Saturday, July 27, 2013

What do we get out of religion?

Cross Examined has a great post today entitled Religion: Billions into a Black Hole. It's an interesting piece that throws some light on a topic I've been thinking about lately-- what would a world without churches look like, and how much money would we as a society save if we weren't throwing a hefty chunk of our income toward church?

Religion does have its benefits, of course. Helping the needy is a big one, though as Cross Examined points out, it's impossible to know what percentage of money tithed goes to helping people. Since churches don't have to account to anyone, there's no real way of knowing. When I went to church, I was happy to think that my money was going to help people in need. Now I suspect I would have been better off donating to a charity.

Hands-on work is another big one. My daughter went down to New Orleans and helped with the cleanup after Katrina. So did lots of other Christians. Helping with disaster relief is something churches do that's very worthwhile. Like a lot of other mission work, it can be a way of spreading Christianity, so it's not done entirely out of a sense of selfless love. Nevertheless, it's certainly one of the more worthwhile ways in which churches spend their money.

Another one, as one of the commenters points out, is religious ceremonies, particularly weddings and funerals. These may be technically unnecessary (you can get married anywhere, and funeral homes will provide a funeral if you don't have a church), but they matter to the people involved, and thus provide value to the congregation.

And then there's music. I belonged to the choir, and it was a pleasant and enriching part of my church life. There was the cost of buying music, as well as the cost of buying bells (they had a great little bell choir there), the expense of buying a piano, and an eventual plan to buy a big pipe organ for the new sanctuary. All this costs money, but it's also a true benefit of church. Where else do people hear good music on a weekly basis? (I never liked the "contemporary" service much, so I'm talking here about good old Lutheran hymns as well as the excellent church music that's chosen by a talented music director.) If churches ever go away, maybe people will be motivated to come up with some secular alternative that allows them to play music together regularly. The one thing I really do miss about church is the choir.

Helping the needy and music are two places I didn't mind spending my money at the time. I also didn't mind contributing to the upkeep of the church (I figured they had to pay the mortgage and utilities just like me), but of the building of new facilities there is no end. I remember my own church, which had been built in the sixties (I called it "the Brady Bunch church" with affection, because it looked very much as if Mike Brady had designed it), grew out of its original sanctuary not long after I joined and had to build a new one. It was costly-- upwards of a million dollars-- and consumed much of the church's money and attention for quite a while. And this was only a relatively modest Lutheran church. I've seen some spectacular monuments to "God" (or possibly to the congregation's collective ego) among nondenominational churches. The Rock Church in Virginia is a good example, as is what I used to think of as the Pink Cathedral in Charlotte. There's a fine line between building a facility that's large enough and useful, and constructing a white elephant. Lately I see more and more nondenominational buildings that look like office buildings, and the cynic in me wonders if this is deliberate, so that in case the church fails, they'll be able to resell the building to a business.

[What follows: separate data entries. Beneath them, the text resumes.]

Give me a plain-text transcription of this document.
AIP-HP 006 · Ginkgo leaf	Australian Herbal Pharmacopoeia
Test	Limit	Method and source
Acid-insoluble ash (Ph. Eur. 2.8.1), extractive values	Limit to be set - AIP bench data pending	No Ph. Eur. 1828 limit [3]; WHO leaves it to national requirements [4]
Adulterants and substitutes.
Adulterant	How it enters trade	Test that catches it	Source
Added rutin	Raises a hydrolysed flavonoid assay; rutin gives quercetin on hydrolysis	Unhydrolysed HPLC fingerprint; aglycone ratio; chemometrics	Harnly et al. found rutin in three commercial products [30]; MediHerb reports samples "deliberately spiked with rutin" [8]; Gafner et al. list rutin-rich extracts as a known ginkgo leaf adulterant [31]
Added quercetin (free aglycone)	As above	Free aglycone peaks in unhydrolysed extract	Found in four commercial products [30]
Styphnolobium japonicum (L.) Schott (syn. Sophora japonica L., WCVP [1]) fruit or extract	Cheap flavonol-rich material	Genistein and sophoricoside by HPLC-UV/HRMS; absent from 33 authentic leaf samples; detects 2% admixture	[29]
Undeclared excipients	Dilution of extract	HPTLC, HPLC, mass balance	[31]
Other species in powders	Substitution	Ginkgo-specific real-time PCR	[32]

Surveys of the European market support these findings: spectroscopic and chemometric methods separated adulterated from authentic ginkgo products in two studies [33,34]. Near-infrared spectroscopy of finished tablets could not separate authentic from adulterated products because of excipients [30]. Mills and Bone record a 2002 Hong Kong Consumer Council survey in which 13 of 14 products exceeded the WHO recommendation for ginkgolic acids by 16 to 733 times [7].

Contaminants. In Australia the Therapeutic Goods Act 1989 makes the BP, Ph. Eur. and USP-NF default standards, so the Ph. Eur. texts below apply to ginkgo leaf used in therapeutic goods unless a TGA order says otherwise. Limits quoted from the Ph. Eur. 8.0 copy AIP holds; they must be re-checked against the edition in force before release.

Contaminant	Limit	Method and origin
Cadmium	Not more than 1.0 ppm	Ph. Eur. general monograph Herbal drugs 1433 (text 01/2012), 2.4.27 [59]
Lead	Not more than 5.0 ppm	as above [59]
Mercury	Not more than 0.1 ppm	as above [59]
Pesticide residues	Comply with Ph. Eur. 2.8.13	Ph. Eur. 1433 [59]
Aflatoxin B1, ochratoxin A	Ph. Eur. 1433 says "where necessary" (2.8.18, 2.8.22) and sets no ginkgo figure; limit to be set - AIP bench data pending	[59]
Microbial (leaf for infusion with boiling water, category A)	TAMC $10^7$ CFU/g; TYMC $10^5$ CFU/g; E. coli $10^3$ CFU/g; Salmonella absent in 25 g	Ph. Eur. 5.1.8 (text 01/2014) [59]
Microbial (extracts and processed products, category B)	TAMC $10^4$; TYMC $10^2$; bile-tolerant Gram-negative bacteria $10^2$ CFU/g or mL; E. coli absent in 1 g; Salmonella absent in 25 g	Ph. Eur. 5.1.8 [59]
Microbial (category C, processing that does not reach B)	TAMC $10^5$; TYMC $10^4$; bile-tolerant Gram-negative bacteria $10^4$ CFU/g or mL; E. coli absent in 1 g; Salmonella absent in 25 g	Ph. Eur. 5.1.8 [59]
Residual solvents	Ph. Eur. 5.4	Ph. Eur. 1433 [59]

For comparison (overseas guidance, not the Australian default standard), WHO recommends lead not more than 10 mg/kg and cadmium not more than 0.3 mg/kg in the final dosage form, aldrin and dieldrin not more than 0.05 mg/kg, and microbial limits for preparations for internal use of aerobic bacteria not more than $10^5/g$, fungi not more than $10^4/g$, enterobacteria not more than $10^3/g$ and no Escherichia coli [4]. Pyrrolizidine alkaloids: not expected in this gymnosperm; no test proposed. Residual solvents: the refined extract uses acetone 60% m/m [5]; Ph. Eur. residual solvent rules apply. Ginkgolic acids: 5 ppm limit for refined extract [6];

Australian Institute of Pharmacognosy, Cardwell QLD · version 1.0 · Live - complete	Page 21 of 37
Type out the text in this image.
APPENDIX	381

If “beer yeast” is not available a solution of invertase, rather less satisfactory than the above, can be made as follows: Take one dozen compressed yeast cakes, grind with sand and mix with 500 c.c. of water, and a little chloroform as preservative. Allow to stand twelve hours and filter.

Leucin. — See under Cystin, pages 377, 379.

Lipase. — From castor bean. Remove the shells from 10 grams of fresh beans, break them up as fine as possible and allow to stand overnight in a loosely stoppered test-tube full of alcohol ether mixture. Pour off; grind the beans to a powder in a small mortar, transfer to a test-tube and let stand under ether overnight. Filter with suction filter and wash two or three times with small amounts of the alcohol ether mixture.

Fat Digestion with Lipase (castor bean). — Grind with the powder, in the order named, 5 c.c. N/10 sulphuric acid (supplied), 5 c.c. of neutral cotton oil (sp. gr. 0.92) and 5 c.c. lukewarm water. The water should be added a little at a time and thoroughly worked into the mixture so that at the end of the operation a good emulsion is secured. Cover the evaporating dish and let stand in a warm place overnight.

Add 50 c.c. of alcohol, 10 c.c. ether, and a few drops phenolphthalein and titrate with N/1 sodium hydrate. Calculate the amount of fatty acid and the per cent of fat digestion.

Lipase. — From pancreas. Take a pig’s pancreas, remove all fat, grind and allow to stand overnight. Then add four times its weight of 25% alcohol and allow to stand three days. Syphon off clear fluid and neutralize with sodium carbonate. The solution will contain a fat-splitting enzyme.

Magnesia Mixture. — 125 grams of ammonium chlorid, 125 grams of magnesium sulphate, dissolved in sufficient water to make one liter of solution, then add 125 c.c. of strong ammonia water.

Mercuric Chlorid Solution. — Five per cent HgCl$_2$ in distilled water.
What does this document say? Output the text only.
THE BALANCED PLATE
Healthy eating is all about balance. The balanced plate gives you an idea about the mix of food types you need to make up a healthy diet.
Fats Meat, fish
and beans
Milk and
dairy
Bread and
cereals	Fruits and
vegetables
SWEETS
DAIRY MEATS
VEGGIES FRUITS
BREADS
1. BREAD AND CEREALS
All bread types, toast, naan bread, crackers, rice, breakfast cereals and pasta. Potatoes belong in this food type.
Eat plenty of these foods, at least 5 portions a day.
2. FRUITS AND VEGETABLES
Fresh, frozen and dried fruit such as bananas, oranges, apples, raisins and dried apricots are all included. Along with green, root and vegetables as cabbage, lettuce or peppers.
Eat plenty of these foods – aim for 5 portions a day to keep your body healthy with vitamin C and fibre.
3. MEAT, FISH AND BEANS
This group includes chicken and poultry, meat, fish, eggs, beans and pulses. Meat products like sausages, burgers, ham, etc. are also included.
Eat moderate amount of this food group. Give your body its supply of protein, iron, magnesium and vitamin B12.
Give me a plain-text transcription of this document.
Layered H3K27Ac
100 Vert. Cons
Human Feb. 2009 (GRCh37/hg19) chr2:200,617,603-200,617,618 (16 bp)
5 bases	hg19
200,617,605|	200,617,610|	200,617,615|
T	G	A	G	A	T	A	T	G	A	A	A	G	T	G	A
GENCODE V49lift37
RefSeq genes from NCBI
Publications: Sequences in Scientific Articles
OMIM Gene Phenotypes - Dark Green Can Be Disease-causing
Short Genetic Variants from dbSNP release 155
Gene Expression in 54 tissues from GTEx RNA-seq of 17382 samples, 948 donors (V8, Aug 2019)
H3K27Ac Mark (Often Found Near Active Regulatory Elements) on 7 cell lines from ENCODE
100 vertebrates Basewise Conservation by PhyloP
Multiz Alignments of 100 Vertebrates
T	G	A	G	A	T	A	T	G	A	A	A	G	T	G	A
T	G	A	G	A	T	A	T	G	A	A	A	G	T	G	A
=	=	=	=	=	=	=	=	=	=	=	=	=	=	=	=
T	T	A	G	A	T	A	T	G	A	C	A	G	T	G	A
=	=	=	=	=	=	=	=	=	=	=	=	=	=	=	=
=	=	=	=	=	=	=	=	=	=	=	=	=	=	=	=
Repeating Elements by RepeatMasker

It's a given, though, that if we weren't all going to church, we'd no longer need church buildings. Sometimes I look around at all the churches and wonder what would happen to them in a world without religion. Some of them (like almost any downtown church, or in Virginia the early Episcopalian churches) have spectacular architecture and historical significance, and we certainly wouldn't want to tear them down. But there are too darn many of the things to turn them all into museums. A church could be useful as a secular gathering place, but how about in downtowns where there are literally dozens of them? I honestly don't know what all those big buildings could be used for if the society went entirely secular. It's an interesting question I haven't found an answer to yet.